Ждали Мустафу Кулиева. Тем временем Лукьяненко, знавший Султанова и Вуниатзаде по Баку, когда он работал токарем на нефтеперегонном заводе, а еще больше и ближе – по Астрахани, расспрашивал их о Кирове, Нариманове и других общих знакомых, а те в свою очередь хотели больше узнать о положении дел на Мугани, о тех, кто уцелел после разгрома. Султанов дал Пономареву несколько брошюр Нариманова "С каким лозунгом мы идем на Кавказ" и сказал, что сейчас главная задача коммунистов-подпольщиков Мугани – укреплять интернациональные связи азербайджанских и русских крестьянских масс, собирать распыленные силы, возрождать партийные ячейки и вооружать, вооружать и еще раз вооружать людей.

Вскоре пришел Мустафа Кулиев. В белой рубахе апаш он казался моложе своих двадцати семи лет, хотя носил длинные усы, сросшиеся с ассирийской бородкой. Говорил он по-русски с украинским акцентом, мягко и певуче, иногда вставляя в свою речь украинские слова – годы учебы в Киеве не прошли бесследно. Никогда раньше Кулиев не бывал на Мугани и в Ленкорани. Но в разговоре с Пономаревым и Лукьяненко проявил такую осведомленность о географии и истории уезда, о руководителях Муганской республики и причинах ее падения, о тех, кто сегодня работал в подполье, словно долго жил в Ленкорани и только что вернулся.

Кулиев сообщил, что скоро приедет в Ленкорань легально, на должность фининспектора, – это даст ему возможность свободно передвигаться по всему уезду и вести нелегальную работу.

– И вы не теряйте времени зря, – сказал он Пономареву. – Дадим вам мандат парторганизатора. Начинайте с Привольного, с других сел Мугани. Пусть пламя народного гнева разгорается, як пожар!

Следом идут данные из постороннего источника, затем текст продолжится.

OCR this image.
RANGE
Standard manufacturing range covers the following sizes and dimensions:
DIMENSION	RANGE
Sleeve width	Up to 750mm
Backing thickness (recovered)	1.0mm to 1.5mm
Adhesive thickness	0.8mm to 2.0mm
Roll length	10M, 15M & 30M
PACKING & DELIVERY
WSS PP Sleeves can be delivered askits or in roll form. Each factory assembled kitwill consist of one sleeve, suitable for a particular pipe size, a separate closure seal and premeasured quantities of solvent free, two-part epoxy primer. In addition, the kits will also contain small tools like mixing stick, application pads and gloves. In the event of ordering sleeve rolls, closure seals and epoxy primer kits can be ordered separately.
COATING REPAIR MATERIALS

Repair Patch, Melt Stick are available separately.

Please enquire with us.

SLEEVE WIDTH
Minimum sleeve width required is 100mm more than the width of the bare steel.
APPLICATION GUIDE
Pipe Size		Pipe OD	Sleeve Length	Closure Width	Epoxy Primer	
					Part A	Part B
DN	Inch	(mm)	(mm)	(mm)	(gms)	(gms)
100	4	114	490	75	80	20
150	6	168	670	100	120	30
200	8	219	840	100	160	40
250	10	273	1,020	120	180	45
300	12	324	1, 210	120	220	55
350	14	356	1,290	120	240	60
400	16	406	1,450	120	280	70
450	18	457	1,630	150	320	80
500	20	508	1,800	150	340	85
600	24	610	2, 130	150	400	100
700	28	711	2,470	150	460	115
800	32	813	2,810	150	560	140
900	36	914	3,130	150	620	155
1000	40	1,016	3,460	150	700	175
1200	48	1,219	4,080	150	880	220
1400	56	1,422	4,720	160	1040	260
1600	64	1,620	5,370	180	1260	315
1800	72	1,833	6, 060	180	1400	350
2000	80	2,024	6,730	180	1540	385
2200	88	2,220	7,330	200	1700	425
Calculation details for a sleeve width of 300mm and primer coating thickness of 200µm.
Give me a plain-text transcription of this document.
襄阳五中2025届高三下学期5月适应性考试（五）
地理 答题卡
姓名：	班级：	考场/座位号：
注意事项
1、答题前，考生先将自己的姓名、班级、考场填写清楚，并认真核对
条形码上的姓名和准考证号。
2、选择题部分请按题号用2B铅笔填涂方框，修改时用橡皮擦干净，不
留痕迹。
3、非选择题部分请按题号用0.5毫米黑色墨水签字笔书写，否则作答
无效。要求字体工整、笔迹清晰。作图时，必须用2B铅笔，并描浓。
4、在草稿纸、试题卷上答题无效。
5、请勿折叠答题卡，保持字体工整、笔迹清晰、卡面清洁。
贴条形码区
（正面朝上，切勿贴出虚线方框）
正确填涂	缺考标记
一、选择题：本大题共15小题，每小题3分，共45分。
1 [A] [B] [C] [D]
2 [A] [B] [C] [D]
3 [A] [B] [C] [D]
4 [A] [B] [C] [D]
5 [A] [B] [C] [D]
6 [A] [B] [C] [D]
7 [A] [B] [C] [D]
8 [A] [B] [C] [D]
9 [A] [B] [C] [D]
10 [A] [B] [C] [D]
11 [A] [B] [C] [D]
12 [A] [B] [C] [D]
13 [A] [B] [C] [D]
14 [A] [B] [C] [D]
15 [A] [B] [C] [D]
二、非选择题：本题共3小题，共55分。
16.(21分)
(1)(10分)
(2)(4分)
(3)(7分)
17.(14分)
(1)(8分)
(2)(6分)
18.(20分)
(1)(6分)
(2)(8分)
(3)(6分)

После того как в Ленкорани водворились мусаватские правители во главе с генерал-губернатором, Мамедхан стал полновластным хозяином всей Ленкоранской низменности, от Талышских гор до Каспийского моря. Жил он в своем поместье в селе Герматук, но часто, велев оседлать копя, скакал во главе банды то в одно, то в другое село, чтобы держать людей в страхе и повиновении. Бандиты пороли селян, устраивали сущий погром.

В тот день банда Мамедхаиа возвращалась на села Шахагач после очередного погрома. Впереди всадников, растянувшихся по лесной дороге, ехали Мамедхан в белой чохе и Джамалбек, поигрывавший красной тростью-талисманом. Бандиты, привязавшие к седлу награбленное добро, бодренько распевали песенку "Тюрк оглуям мен…". Вдруг кто-то спрыгнул с дерева на дорогу прямо перед конями и в упор выстрелил в Джамалбека. Тот взмахнул красной тростью и мешком свалился с седла. В ту же минуту лес огласился винтовочными залпами. Оказавшись в огненном кольце, бандиты заметались, давили друг друга, палили наугад. Ошалевшие кони вставали на дыбы, топтали упавших. Мамедхан в этой мешанине кричал, приказывал занять круговую оборону. Но головорезы не слушали своего предводителя.

Выбрав момент, Салман прыгнул с дерева на Мамед-хана, повалился вместе с ним на землю и стал яростно бить его кулаками по затылку. На помощь Салману пришли Сергей и адъютант командира Азиз, они вместе связали руки Мамедхану.

Когда бандиты увидели, что сопротивление бесполезно, они побросали карабины, повалились на колени, запросили пощады.

Пленных привели в село, усадили на площади, заставив положить руки на голову. Вокруг них столпились сельчане.

Ширали Ахундов вскочил на пень "святого" дерева Шахнисы и высоко поднял саблю Мамедхана.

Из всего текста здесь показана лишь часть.